Despite Machiavelli's hopes, The Prince didn't win over the Medicis. A few years later, a new republic was established in Italy, but his name had already become so associated with evil and violence that he wasn't able to get another government job for the rest of his life. He wrote two more books, and died in 1527.
It's the birthday of May Sarton, born Eleanor Marie Sarton in Wondelgem, Belgium (1912). She wrote more than fifty books in her lifetime, including novels, poetry collections, memoirs and journals. In 1929, she saw Eva Le Gallienne perform in The Cradle Song, and she fell in love with the theater. She got a scholarship to Vassar College, but instead of accepting it she went off to New York to work for Le Gallienne's Civic Repertory Theatre. She continued to write poetry while she was there, and when the theater closed in 1935 because of the Great Depression, she decided to abandon her dream of becoming an actress so she could focus on writing. Two year later, she published her first collection of poetry, Encounter in April (1937), and the following year she published her first novel, The Single Hound (1938).

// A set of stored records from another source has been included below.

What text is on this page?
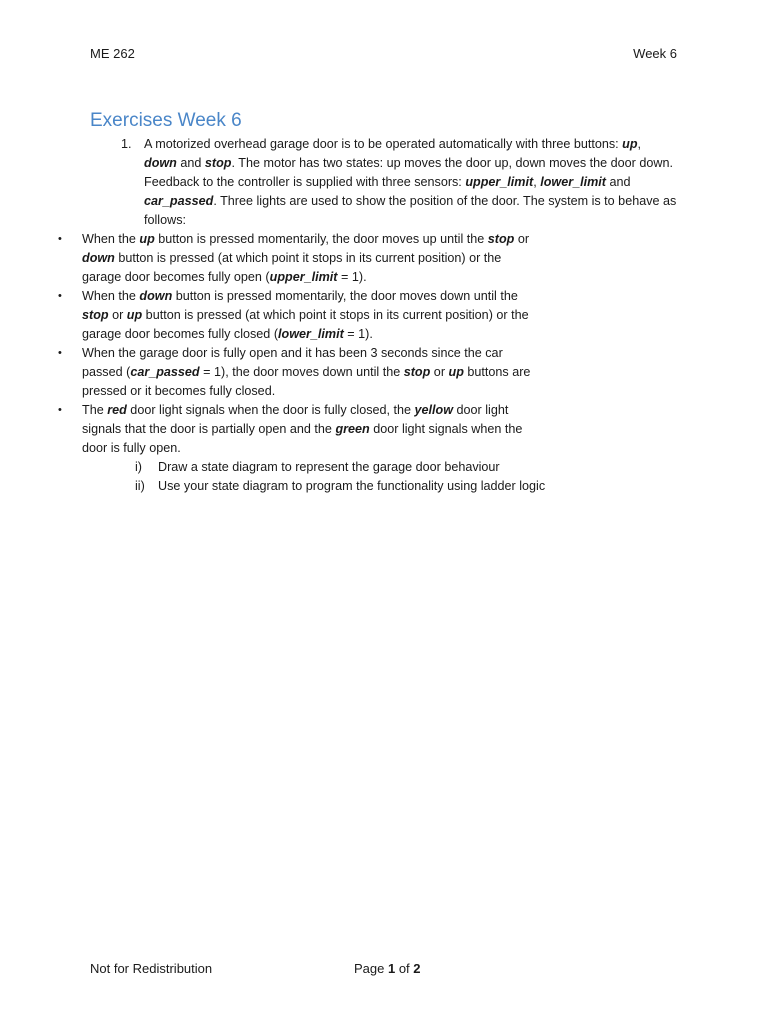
ME 262	Week 6
Exercises Week 6
1. A motorized overhead garage door is to be operated automatically with three buttons: up, down and stop. The motor has two states: up moves the door up, down moves the door down. Feedback to the controller is supplied with three sensors: upper_limit, lower_limit and car_passed. Three lights are used to show the position of the door. The system is to behave as follows:
• When the up button is pressed momentarily, the door moves up until the stop or down button is pressed (at which point it stops in its current position) or the garage door becomes fully open (upper_limit = 1).
• When the down button is pressed momentarily, the door moves down until the stop or up button is pressed (at which point it stops in its current position) or the garage door becomes fully closed (lower_limit = 1).
• When the garage door is fully open and it has been 3 seconds since the car passed (car_passed = 1), the door moves down until the stop or up buttons are pressed or it becomes fully closed.
• The red door light signals when the door is fully closed, the yellow door light signals that the door is partially open and the green door light signals when the door is fully open.
i) Draw a state diagram to represent the garage door behaviour
ii) Use your state diagram to program the functionality using ladder logic
Not for Redistribution	Page 1 of 2
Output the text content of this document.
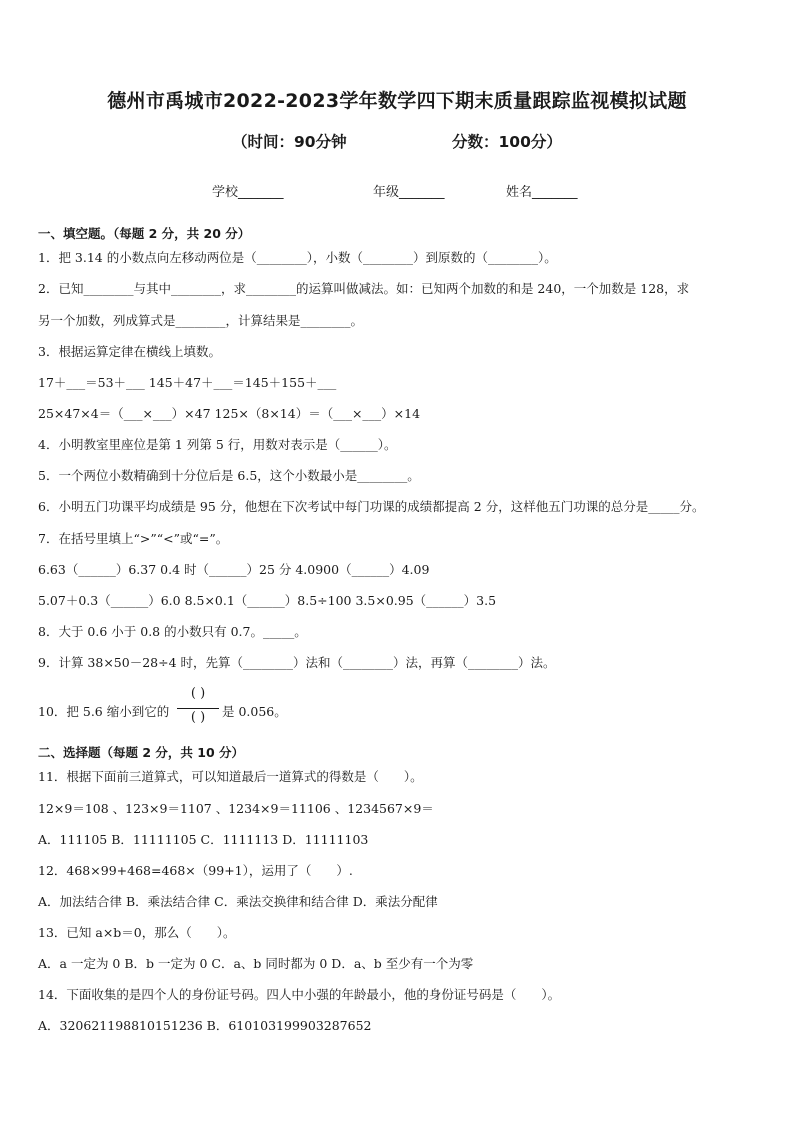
德州市禹城市2022-2023学年数学四下期末质量跟踪监视模拟试题
（时间：90分钟	分数：100分）
学校_______	年级_______	姓名_______
一、填空题。（每题 2 分，共 20 分）
1．把 3.14 的小数点向左移动两位是（________），小数（________）到原数的（________）。
2．已知________与其中________，求________的运算叫做减法。如：已知两个加数的和是 240，一个加数是 128，求
另一个加数，列成算式是________，计算结果是________。
3．根据运算定律在横线上填数。
17＋___＝53＋___ 145＋47＋___＝145＋155＋___
25×47×4＝（___×___）×47 125×（8×14）＝（___×___）×14
4．小明教室里座位是第 1 列第 5 行，用数对表示是（______）。
5．一个两位小数精确到十分位后是 6.5，这个小数最小是________。
6．小明五门功课平均成绩是 95 分，他想在下次考试中每门功课的成绩都提高 2 分，这样他五门功课的总分是_____分。
7．在括号里填上“>”“<”或“=”。
6.63（______）6.37 0.4 时（______）25 分 4.0900（______）4.09
5.07＋0.3（______）6.0 8.5×0.1（______）8.5÷100 3.5×0.95（______）3.5
8．大于 0.6 小于 0.8 的小数只有 0.7。_____。
9．计算 38×50－28÷4 时，先算（________）法和（________）法，再算（________）法。
10．把 5.6 缩小到它的
( )
( )	是 0.056。
二、选择题（每题 2 分，共 10 分）
11．根据下面前三道算式，可以知道最后一道算式的得数是（　　）。
12×9＝108 、123×9＝1107 、1234×9＝11106 、1234567×9＝
A．111105 B．11111105 C．1111113 D．11111103
12．468×99+468=468×（99+1），运用了（　　）.
A．加法结合律 B．乘法结合律 C．乘法交换律和结合律 D．乘法分配律
13．已知 a×b＝0，那么（　　）。
A．a 一定为 0 B．b 一定为 0 C．a、b 同时都为 0 D．a、b 至少有一个为零
14．下面收集的是四个人的身份证号码。四人中小强的年龄最小，他的身份证号码是（　　）。
A．320621198810151236 B．610103199903287652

It's the birthday of playwright and screenwriter William Inge, born in Independence, Kansas (1913). He wanted to be an actor from a very young age, but after he graduated from college he decided that he wasn't good enough and he became a teacher instead. He taught for over ten years; he kept a journal and occasionally wrote book and movie reviews for a newspaper, but he never considered himself a writer until he started going to plays in St. Louis in the mid-1940s. He thought he could write something better, and he decided he'd give it a shot. His first play was Farther Off From Heaven, produced in Dallas in 1947.
Three years later he had his first big hit, Come Back, Little Sheba (1950), about a cynical, alcoholic man and his wife, who fantasizes about her happy childhood and her lost beauty. Inge went on to write Picnic (1953), Although Bus Stop (1955) and The Dark at the Top of the Stairs (1957).
It's the birthday of songwriter and playwright Betty Comden, born in Brooklyn, New York (1915). She and Adolph Green had one of the longest-running collaborations in the history of Broadway. Together they wrote the lyrics for On the Town (1944), Wonderful Town (1953), Subways are for Sleeping (1961), Hallelujah, Baby (1967), and the movie Singin' in the Rain (1952).